いんだよ。天然モノじゃないってことだ。私達みたいに、何かしらの魔力変換でもしてるんじゃないか』


 魔力変換。俺のように、故意的に魔力を生成できる奴の話なんて聞いたことがない。


「となるといよいよ、俺たちみたく悪魔と契約した奴ってことか」

『まあ固有魔法といい、その線が強いだろうな。心していけよ』


 と、そのときにサタンが不自然に言葉を止めた。不審に思って俺は尋ねる。


「どうした? 急に黙って」

『……私たちはひとまず、帝都市街に出て、似た魔力を探してみようと校門に向かってたはずだが』

「ああ。このまま学校を出るぞ」

『いや、違う。その方向じゃあない』

「? 学校の敷地を抜けるなら、こっちで合ってるはずだ」

『そうだ。だから、その方向じゃあない。私が例の魔力を感じる方向はそっちじゃない』

「……どういうことだよ」


 サタンは驚きを隠し切れない声色で続ける。


『例の魔力をあっちから感じる。……学園寮の方向だ』

「学園寮!? 立ち入れるのは生徒だけのはずだ」

『しかし、そうなんだ。あの建物から魔力を感じる!』


 俺も慌てて、自分の家でもある学園寮に身体を向ける。四階建ての集合住宅のようなコの字型の建物。それがこの学園の生徒寮だ。建物は中央で男子寮と女子寮に区分されていて、お互いに許可がなければ入ることはできない。


「ってことは……術者は、学校の生徒か!」

『可能性はある! もっと近づいてくれ』


 サタンの言うように、俺は自分の寮に近付いた。


『北側の男子寮……じゃない。まあグレイの部屋から近ければ違和感に気付いてたはずだ。意識しなければ辿れない程だが、確かにあっち側の寮から気配を感じる』

「南棟。あっちは、女子寮側か」


 建物の下から上を望む。四階建ての寮舍が、行く手を阻む高い壁に思えた。

 

「この学園の女生徒が術者か……!?」


 実際、あるとしたら生徒のうちの誰かが仕組んだことだとは思っていた。少なくとも貴族の多いこの学園で、アーネット様と政治的にも敵対している人間は少なくない。

 だが、生徒本人が術者だとは……。外部の魔術師に依頼していると俺は思い込んでいた。

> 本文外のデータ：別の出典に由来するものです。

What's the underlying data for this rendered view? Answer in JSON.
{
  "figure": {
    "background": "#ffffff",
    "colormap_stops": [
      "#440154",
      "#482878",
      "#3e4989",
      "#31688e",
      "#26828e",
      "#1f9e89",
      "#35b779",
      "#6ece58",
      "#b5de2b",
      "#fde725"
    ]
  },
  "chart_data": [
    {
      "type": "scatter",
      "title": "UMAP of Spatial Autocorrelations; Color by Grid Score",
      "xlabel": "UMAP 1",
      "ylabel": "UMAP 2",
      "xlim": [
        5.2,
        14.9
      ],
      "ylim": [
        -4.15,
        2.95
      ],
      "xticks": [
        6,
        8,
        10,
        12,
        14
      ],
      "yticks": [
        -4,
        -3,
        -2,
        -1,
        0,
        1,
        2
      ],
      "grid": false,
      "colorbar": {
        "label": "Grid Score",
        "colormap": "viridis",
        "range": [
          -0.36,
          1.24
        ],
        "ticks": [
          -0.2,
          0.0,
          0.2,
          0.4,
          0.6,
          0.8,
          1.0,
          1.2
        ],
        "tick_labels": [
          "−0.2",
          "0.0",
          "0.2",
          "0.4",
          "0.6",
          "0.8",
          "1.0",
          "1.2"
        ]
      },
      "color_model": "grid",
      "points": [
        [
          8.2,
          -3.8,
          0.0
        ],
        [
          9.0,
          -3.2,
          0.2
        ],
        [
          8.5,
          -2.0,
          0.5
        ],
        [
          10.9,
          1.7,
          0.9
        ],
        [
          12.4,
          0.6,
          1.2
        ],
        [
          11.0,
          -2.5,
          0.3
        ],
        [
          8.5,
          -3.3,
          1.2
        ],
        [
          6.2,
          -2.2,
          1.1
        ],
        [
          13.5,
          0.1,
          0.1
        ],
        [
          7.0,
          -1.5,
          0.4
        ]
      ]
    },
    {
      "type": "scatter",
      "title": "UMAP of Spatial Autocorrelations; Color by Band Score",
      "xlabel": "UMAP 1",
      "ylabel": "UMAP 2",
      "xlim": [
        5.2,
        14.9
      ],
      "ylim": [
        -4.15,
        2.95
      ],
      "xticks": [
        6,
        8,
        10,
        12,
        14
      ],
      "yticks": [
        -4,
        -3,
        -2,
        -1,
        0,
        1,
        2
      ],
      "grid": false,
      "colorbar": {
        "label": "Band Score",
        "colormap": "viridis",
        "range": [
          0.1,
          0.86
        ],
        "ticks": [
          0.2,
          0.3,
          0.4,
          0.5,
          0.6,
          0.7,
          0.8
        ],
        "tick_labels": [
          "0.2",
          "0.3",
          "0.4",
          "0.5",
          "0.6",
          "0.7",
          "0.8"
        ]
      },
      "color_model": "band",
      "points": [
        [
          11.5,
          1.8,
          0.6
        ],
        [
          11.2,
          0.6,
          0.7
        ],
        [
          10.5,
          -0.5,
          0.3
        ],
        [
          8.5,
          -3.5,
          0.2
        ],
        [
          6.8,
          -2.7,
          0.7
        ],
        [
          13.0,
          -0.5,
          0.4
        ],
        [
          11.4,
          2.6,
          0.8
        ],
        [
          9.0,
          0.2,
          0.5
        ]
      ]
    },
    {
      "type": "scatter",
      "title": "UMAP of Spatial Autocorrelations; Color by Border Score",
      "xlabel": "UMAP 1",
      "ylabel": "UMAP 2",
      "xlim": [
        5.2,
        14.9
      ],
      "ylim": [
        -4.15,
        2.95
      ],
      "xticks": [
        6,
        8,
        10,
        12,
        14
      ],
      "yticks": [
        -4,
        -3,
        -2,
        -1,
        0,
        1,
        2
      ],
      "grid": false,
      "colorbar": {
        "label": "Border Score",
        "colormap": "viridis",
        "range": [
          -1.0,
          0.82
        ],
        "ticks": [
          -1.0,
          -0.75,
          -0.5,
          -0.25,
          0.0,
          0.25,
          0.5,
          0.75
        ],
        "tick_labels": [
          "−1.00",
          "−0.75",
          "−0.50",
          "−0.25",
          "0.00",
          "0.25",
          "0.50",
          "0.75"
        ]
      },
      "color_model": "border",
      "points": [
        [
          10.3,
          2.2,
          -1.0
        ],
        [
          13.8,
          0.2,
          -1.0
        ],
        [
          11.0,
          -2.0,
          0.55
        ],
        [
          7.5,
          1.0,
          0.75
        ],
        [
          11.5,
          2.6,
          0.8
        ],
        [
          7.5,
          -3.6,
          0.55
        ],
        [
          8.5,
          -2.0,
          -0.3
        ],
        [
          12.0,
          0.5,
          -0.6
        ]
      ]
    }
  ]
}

 しかし、よく考えるとありえない話でもない。魔術の才能が重要とされるこの学園において、魔力を増幅させた人間が潜んでいる可能性は高かった。


『どうするんだ、グレイ』

「出来る限りはやく確かめたい。詳しい位置は辿れそう?」

『部屋の前まで行って一つ一つ調べられればなんとかか……まあ善処はする。でも女子寮だぞ?』

「覚悟の上だよ。感づかれないうちに、敵の正体を知っておかなきゃ」


 俺は女子寮の入り口に戻る。課業が終わった後であり、寮に戻ってくる生徒の数は少なくはなかった。

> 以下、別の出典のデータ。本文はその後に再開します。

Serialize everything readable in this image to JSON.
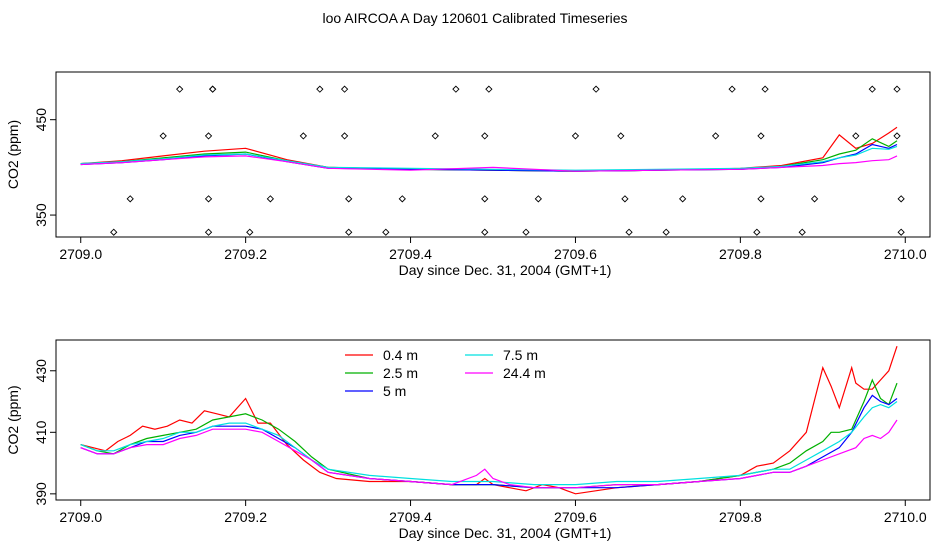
{
  "title": "loo AIRCOA A  Day 120601  Calibrated Timeseries",
  "chart_data": [
    {
      "type": "line",
      "panel": "top",
      "title": "",
      "xlabel": "Day since Dec. 31, 2004 (GMT+1)",
      "ylabel": "CO2 (ppm)",
      "xlim": [
        2708.97,
        2710.03
      ],
      "ylim": [
        327,
        500
      ],
      "xticks": [
        2709.0,
        2709.2,
        2709.4,
        2709.6,
        2709.8,
        2710.0
      ],
      "xtick_labels": [
        "2709.0",
        "2709.2",
        "2709.4",
        "2709.6",
        "2709.8",
        "2710.0"
      ],
      "yticks": [
        350,
        450
      ],
      "ytick_labels": [
        "350",
        "450"
      ],
      "grid": false,
      "series": [
        {
          "color": "#ff0000",
          "x": [
            2709.0,
            2709.05,
            2709.1,
            2709.15,
            2709.2,
            2709.25,
            2709.3,
            2709.4,
            2709.5,
            2709.6,
            2709.7,
            2709.8,
            2709.85,
            2709.9,
            2709.92,
            2709.94,
            2709.96,
            2709.98,
            2709.99
          ],
          "values": [
            404,
            407,
            412,
            417,
            420,
            408,
            400,
            398,
            397,
            396,
            397,
            399,
            402,
            410,
            434,
            420,
            425,
            436,
            442
          ]
        },
        {
          "color": "#00b000",
          "x": [
            2709.0,
            2709.05,
            2709.1,
            2709.15,
            2709.2,
            2709.25,
            2709.3,
            2709.4,
            2709.5,
            2709.6,
            2709.7,
            2709.8,
            2709.85,
            2709.9,
            2709.92,
            2709.94,
            2709.96,
            2709.98,
            2709.99
          ],
          "values": [
            404,
            406,
            410,
            414,
            416,
            407,
            400,
            398,
            397,
            396,
            397,
            398,
            401,
            408,
            414,
            418,
            430,
            422,
            428
          ]
        },
        {
          "color": "#0000ff",
          "x": [
            2709.0,
            2709.05,
            2709.1,
            2709.15,
            2709.2,
            2709.25,
            2709.3,
            2709.4,
            2709.5,
            2709.6,
            2709.7,
            2709.8,
            2709.85,
            2709.9,
            2709.92,
            2709.94,
            2709.96,
            2709.98,
            2709.99
          ],
          "values": [
            403,
            405,
            408,
            412,
            414,
            406,
            399,
            398,
            397,
            396,
            397,
            398,
            400,
            405,
            410,
            414,
            424,
            420,
            424
          ]
        },
        {
          "color": "#00e0e0",
          "x": [
            2709.0,
            2709.05,
            2709.1,
            2709.15,
            2709.2,
            2709.25,
            2709.3,
            2709.4,
            2709.5,
            2709.6,
            2709.7,
            2709.8,
            2709.85,
            2709.9,
            2709.92,
            2709.94,
            2709.96,
            2709.98,
            2709.99
          ],
          "values": [
            404,
            406,
            409,
            413,
            414,
            407,
            400,
            399,
            398,
            397,
            398,
            399,
            401,
            406,
            410,
            413,
            420,
            419,
            422
          ]
        },
        {
          "color": "#ff00ff",
          "x": [
            2709.0,
            2709.05,
            2709.1,
            2709.15,
            2709.2,
            2709.25,
            2709.3,
            2709.4,
            2709.5,
            2709.6,
            2709.7,
            2709.8,
            2709.85,
            2709.9,
            2709.92,
            2709.94,
            2709.96,
            2709.98,
            2709.99
          ],
          "values": [
            403,
            405,
            408,
            411,
            412,
            406,
            399,
            397,
            400,
            396,
            397,
            398,
            400,
            402,
            404,
            405,
            407,
            408,
            412
          ]
        }
      ],
      "markers": {
        "x": [
          2709.04,
          2709.06,
          2709.1,
          2709.12,
          2709.155,
          2709.155,
          2709.155,
          2709.16,
          2709.16,
          2709.205,
          2709.23,
          2709.27,
          2709.29,
          2709.32,
          2709.32,
          2709.325,
          2709.325,
          2709.37,
          2709.39,
          2709.43,
          2709.455,
          2709.49,
          2709.49,
          2709.49,
          2709.495,
          2709.54,
          2709.555,
          2709.6,
          2709.625,
          2709.655,
          2709.66,
          2709.665,
          2709.71,
          2709.73,
          2709.77,
          2709.79,
          2709.82,
          2709.825,
          2709.825,
          2709.83,
          2709.875,
          2709.89,
          2709.94,
          2709.96,
          2709.99,
          2709.99,
          2709.995,
          2709.995
        ],
        "values": [
          332,
          367,
          433,
          482,
          332,
          367,
          433,
          482,
          482,
          332,
          367,
          433,
          482,
          433,
          482,
          367,
          332,
          332,
          367,
          433,
          482,
          332,
          367,
          433,
          482,
          332,
          367,
          433,
          482,
          433,
          367,
          332,
          332,
          367,
          433,
          482,
          332,
          367,
          433,
          482,
          332,
          367,
          433,
          482,
          482,
          433,
          367,
          332
        ]
      }
    },
    {
      "type": "line",
      "panel": "bottom",
      "title": "",
      "xlabel": "Day since Dec. 31, 2004 (GMT+1)",
      "ylabel": "CO2 (ppm)",
      "xlim": [
        2708.97,
        2710.03
      ],
      "ylim": [
        388,
        440
      ],
      "xticks": [
        2709.0,
        2709.2,
        2709.4,
        2709.6,
        2709.8,
        2710.0
      ],
      "xtick_labels": [
        "2709.0",
        "2709.2",
        "2709.4",
        "2709.6",
        "2709.8",
        "2710.0"
      ],
      "yticks": [
        390,
        410,
        430
      ],
      "ytick_labels": [
        "390",
        "410",
        "430"
      ],
      "grid": false,
      "legend_position": "top-left",
      "series": [
        {
          "name": "0.4 m",
          "color": "#ff0000",
          "x": [
            2709.0,
            2709.015,
            2709.03,
            2709.045,
            2709.06,
            2709.075,
            2709.09,
            2709.105,
            2709.12,
            2709.135,
            2709.15,
            2709.165,
            2709.18,
            2709.2,
            2709.215,
            2709.23,
            2709.25,
            2709.27,
            2709.29,
            2709.31,
            2709.35,
            2709.4,
            2709.45,
            2709.48,
            2709.49,
            2709.5,
            2709.52,
            2709.54,
            2709.56,
            2709.58,
            2709.59,
            2709.6,
            2709.65,
            2709.7,
            2709.75,
            2709.8,
            2709.82,
            2709.84,
            2709.86,
            2709.88,
            2709.9,
            2709.91,
            2709.92,
            2709.935,
            2709.94,
            2709.95,
            2709.96,
            2709.97,
            2709.98,
            2709.99
          ],
          "values": [
            406,
            405,
            404,
            407,
            409,
            412,
            411,
            412,
            414,
            413,
            417,
            416,
            415,
            421,
            413,
            413,
            406,
            401,
            397,
            395,
            394,
            394,
            393,
            393,
            395,
            393,
            392,
            391,
            393,
            392,
            391,
            390,
            392,
            393,
            394,
            396,
            399,
            400,
            404,
            410,
            431,
            425,
            418,
            431,
            426,
            424,
            424,
            427,
            430,
            438
          ]
        },
        {
          "name": "2.5 m",
          "color": "#00b000",
          "x": [
            2709.0,
            2709.02,
            2709.04,
            2709.06,
            2709.08,
            2709.1,
            2709.12,
            2709.14,
            2709.16,
            2709.18,
            2709.2,
            2709.22,
            2709.24,
            2709.26,
            2709.28,
            2709.3,
            2709.35,
            2709.4,
            2709.45,
            2709.5,
            2709.55,
            2709.6,
            2709.65,
            2709.7,
            2709.75,
            2709.8,
            2709.84,
            2709.86,
            2709.88,
            2709.9,
            2709.91,
            2709.92,
            2709.935,
            2709.95,
            2709.96,
            2709.97,
            2709.98,
            2709.99
          ],
          "values": [
            406,
            404,
            403,
            406,
            408,
            409,
            410,
            411,
            414,
            415,
            416,
            414,
            411,
            407,
            402,
            398,
            395,
            394,
            393,
            393,
            392,
            392,
            393,
            393,
            394,
            396,
            398,
            400,
            404,
            407,
            410,
            410,
            411,
            420,
            427,
            421,
            419,
            426
          ]
        },
        {
          "name": "5 m",
          "color": "#0000ff",
          "x": [
            2709.0,
            2709.02,
            2709.04,
            2709.06,
            2709.08,
            2709.1,
            2709.12,
            2709.14,
            2709.16,
            2709.18,
            2709.2,
            2709.22,
            2709.24,
            2709.26,
            2709.28,
            2709.3,
            2709.35,
            2709.4,
            2709.45,
            2709.5,
            2709.55,
            2709.6,
            2709.65,
            2709.7,
            2709.75,
            2709.8,
            2709.84,
            2709.86,
            2709.88,
            2709.9,
            2709.92,
            2709.935,
            2709.95,
            2709.96,
            2709.97,
            2709.98,
            2709.99
          ],
          "values": [
            405,
            403,
            403,
            405,
            407,
            407,
            409,
            410,
            412,
            412,
            412,
            411,
            408,
            405,
            401,
            397,
            395,
            394,
            393,
            393,
            392,
            392,
            392,
            393,
            394,
            395,
            397,
            397,
            399,
            402,
            405,
            410,
            418,
            422,
            420,
            419,
            421
          ]
        },
        {
          "name": "7.5 m",
          "color": "#00e0e0",
          "x": [
            2709.0,
            2709.02,
            2709.04,
            2709.06,
            2709.08,
            2709.1,
            2709.12,
            2709.14,
            2709.16,
            2709.18,
            2709.2,
            2709.22,
            2709.24,
            2709.26,
            2709.28,
            2709.3,
            2709.35,
            2709.4,
            2709.45,
            2709.5,
            2709.55,
            2709.6,
            2709.65,
            2709.7,
            2709.75,
            2709.8,
            2709.84,
            2709.86,
            2709.88,
            2709.9,
            2709.92,
            2709.935,
            2709.95,
            2709.96,
            2709.97,
            2709.98,
            2709.99
          ],
          "values": [
            406,
            404,
            404,
            406,
            407,
            408,
            410,
            410,
            412,
            413,
            413,
            411,
            409,
            405,
            401,
            398,
            396,
            395,
            394,
            394,
            393,
            393,
            394,
            394,
            395,
            396,
            398,
            398,
            401,
            404,
            407,
            410,
            415,
            418,
            419,
            418,
            420
          ]
        },
        {
          "name": "24.4 m",
          "color": "#ff00ff",
          "x": [
            2709.0,
            2709.02,
            2709.04,
            2709.06,
            2709.08,
            2709.1,
            2709.12,
            2709.14,
            2709.16,
            2709.18,
            2709.2,
            2709.22,
            2709.24,
            2709.26,
            2709.28,
            2709.3,
            2709.35,
            2709.4,
            2709.45,
            2709.48,
            2709.49,
            2709.5,
            2709.52,
            2709.55,
            2709.6,
            2709.65,
            2709.7,
            2709.75,
            2709.8,
            2709.84,
            2709.86,
            2709.88,
            2709.9,
            2709.92,
            2709.94,
            2709.95,
            2709.96,
            2709.97,
            2709.98,
            2709.99
          ],
          "values": [
            405,
            403,
            403,
            405,
            406,
            406,
            408,
            409,
            411,
            411,
            411,
            410,
            407,
            404,
            401,
            397,
            395,
            394,
            393,
            396,
            398,
            395,
            393,
            392,
            392,
            393,
            393,
            394,
            395,
            397,
            397,
            399,
            401,
            403,
            405,
            408,
            409,
            408,
            410,
            414
          ]
        }
      ]
    }
  ]
}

 この数の衆目の中で、人目を縫って侵入するのは不可能か。

 となれば……

 

『深夜か』

「そうだな。全員が寝静まった頃に行動を起こしたい」


 この学園寮に住んでいる者は、外泊許可を取らない限り寝泊りは寮舍で行わなくてはならない。そのため夜になっても術者はここに残っているはずだ。

 もし夜になって反応が消えていれば、今度は外泊許可を取った者を調べる。それで術者は割り出せるはずだ。そう決めた俺は、夜に備えて今から寝ておくため、男子寮に戻って少し仮眠を取ることにした。


 入学からしばらく経って、だいぶ慣れてきた自室の扉を開いて、ベッドに横になる。

 しかし、冴えた目ではなかなか寝付きも悪かった。


「……なあ」

『なんだ?』

「お前らがどういう存在なのかはわかったよ。人々の怒りが魔力を伴って形になったものだってのも分かった。でも、それじゃあお前の目的はなんなんだ?」

『目的?』

「何の理由があって俺に協力してる?」

『それは最初に言ったろ』


 サタンは懐かしむような声色で懐かしいセリフを言う。


『お前の怒りが気に入ったんだ。あとはそうだな、個人的な理由もある』

「個人的な理由?」

『――――世界が見てみたかったんだ。私はずっと暗闇の中で、誰かの憤激を感じ続けるだけだったから。こんなにも強い感情を持つ理不尽な世界が、どこまで広がっているのか見てみたい』

「世界か。そんないいもんじゃなかっただろ」

『いや? なかなか悪くない。お前だって最近は楽しそうじゃねえか』

「俺が……? そうかもしれない」


 俺は手を宙に上げてぼんやりと眺める。


「……俺の平穏のためには、アーネット様の無事が必要不可欠だ。だから俺は、全ての問題を解決してあの人に幸福に生きてもらう」

『ほんとお前、あの小娘のことになると忠犬だな』


 会話を続けていると瞼が落ちてくる。俺は夜に起きられるように時計を設定してから眠りに落ちた。